As the long list of crises relentlessly continues to grow, fears of economic decay and deindustrialisation are haunting Germany. 

To find out why Germany finds itself in a dire situation, and why the German economy lacks a long-term vision to sustain, tap the link in our bio. 

Once a high-performer, always a high-performer?  

Ever since the war befell Ukraine, the status quo of the German economy has been dreary and depressing: a geopolitical crisis, an energy crisis, an economic crisis, and soon, a social crisis. 

As the long list of upheavals relentlessly continues to grow, fears of economic decay are haunting Germany. 

Enter recession 

Today, Germany is subjected to one of the most severe stress-tests of the past decades: the energy crunch weaponised by Vladimir Putin, accompanied by scarce endogenous energy production, is prompting legitimate anxiety about deindustrialisation. Along with it, the Kiel Institute for the World Economy expects GDP to contract towards the end of 2022 and at the beginning of next year. Much like in its European counterparts, the odds of an economic recession in Germany are high. 

The German malaise 

In this climate, nothing more than the very foundation of welfare in the world’s 4th largest economy is imperilled. The diagnosis? Almost every crisis thus far either caught Germany by surprise or impinged upon one of its weaknesses. Ideally, both.  

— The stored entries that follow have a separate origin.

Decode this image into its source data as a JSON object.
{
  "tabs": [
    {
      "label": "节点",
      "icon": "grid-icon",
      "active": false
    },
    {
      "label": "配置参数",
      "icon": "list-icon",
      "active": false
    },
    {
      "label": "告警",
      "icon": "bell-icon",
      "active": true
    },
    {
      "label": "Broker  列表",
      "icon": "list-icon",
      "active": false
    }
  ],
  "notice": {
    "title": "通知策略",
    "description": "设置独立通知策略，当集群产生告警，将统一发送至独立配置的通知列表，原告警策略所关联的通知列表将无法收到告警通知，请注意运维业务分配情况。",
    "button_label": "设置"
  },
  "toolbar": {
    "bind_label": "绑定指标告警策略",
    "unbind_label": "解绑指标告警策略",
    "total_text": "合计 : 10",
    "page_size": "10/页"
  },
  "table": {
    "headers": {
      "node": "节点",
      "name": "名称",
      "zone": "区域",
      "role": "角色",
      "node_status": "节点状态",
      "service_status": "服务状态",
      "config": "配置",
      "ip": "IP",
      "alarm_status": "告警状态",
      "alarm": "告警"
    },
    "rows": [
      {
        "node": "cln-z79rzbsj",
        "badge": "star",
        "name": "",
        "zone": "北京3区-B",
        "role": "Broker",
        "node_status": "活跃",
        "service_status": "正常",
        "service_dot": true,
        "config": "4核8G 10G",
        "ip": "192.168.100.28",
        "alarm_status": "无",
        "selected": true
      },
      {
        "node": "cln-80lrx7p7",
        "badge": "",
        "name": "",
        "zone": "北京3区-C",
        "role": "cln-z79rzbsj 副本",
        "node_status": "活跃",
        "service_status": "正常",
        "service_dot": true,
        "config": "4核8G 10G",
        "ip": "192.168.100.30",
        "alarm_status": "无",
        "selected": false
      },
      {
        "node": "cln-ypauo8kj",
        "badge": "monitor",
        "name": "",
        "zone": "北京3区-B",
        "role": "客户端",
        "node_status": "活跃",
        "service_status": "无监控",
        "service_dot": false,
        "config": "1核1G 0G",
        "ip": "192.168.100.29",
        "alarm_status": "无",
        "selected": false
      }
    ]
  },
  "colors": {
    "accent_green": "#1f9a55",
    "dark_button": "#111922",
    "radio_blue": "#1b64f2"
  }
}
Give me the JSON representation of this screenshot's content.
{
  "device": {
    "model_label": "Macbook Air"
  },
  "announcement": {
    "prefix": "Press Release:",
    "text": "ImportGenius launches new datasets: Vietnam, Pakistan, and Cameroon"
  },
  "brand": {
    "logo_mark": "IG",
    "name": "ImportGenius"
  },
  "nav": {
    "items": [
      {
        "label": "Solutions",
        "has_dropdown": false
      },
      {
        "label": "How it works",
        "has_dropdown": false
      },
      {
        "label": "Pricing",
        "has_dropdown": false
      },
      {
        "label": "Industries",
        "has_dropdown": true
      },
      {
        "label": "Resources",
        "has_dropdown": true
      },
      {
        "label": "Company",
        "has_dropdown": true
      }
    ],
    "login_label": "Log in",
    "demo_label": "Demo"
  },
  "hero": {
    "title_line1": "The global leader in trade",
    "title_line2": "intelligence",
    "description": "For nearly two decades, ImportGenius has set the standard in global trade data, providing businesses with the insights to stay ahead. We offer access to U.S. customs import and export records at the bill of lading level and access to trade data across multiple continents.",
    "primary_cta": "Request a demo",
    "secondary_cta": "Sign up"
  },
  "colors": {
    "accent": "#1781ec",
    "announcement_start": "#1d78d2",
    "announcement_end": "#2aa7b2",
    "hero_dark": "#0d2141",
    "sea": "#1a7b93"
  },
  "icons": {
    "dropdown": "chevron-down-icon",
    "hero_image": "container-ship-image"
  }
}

The picture is clear: the German economy is in a state of malaise. And a lengthy list of economic woes is impatiently awaiting indications – to reimagine the German industrial base for the future. 

For the one-year-old government under Olaf Scholz, that is not an easy task. – Olaf, schaffen wir das?  

Enter economic dependence (a bad one) 

While Germany usually counts as one of the tough and resilient players in European economic crises – take the 2010 Eurozone crisis or the Covid-19 pandemic – scholars agree: this time is different, and complacency is a false friend. Indeed, the good old days of the EU export-led growth model are over, as Professor Altomonte proclaimed in his guest article for Tra i Leoni. That demands structural change. 

Related:  Monday Briefing 01/05/2023

Two premises of Germany’s conventional economic (mal-)practice have been ruthlessly scrapped from its equation: first, Germany delegated any matter pertaining to security and defence to its allies and partners. In the meantime, it enacted a fallacious foreign policy doctrine of Wandel durch Handel (“change through trade”) with the Russian Federation. Doing so, it became the second-most dependent EU member state on Russian gas. 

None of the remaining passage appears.